A cet exercice, la palme revient à l’UDC qui en a profité pour marteler son message sécuritaire, aux accents xénophobes. Faire croire que nos fusils d’assaut dans l’armoire à balais sont essentiels pour notre défense était absurde, qu’il s’agisse des cambriolages ou des menaces stratégiques. Cela a pourtant eu de l’impact et présage d’un climat politique délétère en cette année électorale.

Seconde leçon: ce vote ne règle rien, car le régime actuel reste bancal. Les soldats conservent leur arme à la maison, sans les cartouches. Lesquelles seraient faciles à trouver. De plus, les dispositions suisses sur le commerce des armes, plutôt libérales, restent susceptibles d’être améliorées. Ainsi, un registre central semble une proposition sensée. Surtout que personne, au cours de la campagne, n’a pu articuler de chiffre définitif sur le nombre d’armes en circulation dans le pays.

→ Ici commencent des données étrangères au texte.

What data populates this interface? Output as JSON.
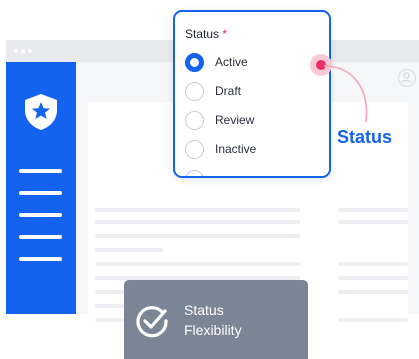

Au fond, les initiants ont eu tort de croire que l’arme de service était un sujet de préoccupation majeur, malgré les drames comme le meurtre de la skieuse Corinne Rey-Bellet. Il faut conclure non pas que les Suisses ont fait de leur Fass 90 le dernier symbole de leur liberté face à un Etat envahissant, mais qu’ils n’ont pas ressenti l’urgence de prendre de nouvelles mesures. Ils ont jugé plus raisonnable de se retrancher dans une certaine tradition que d’ouvrir, ce dimanche, une brèche dans un système amené de toute façon à évoluer.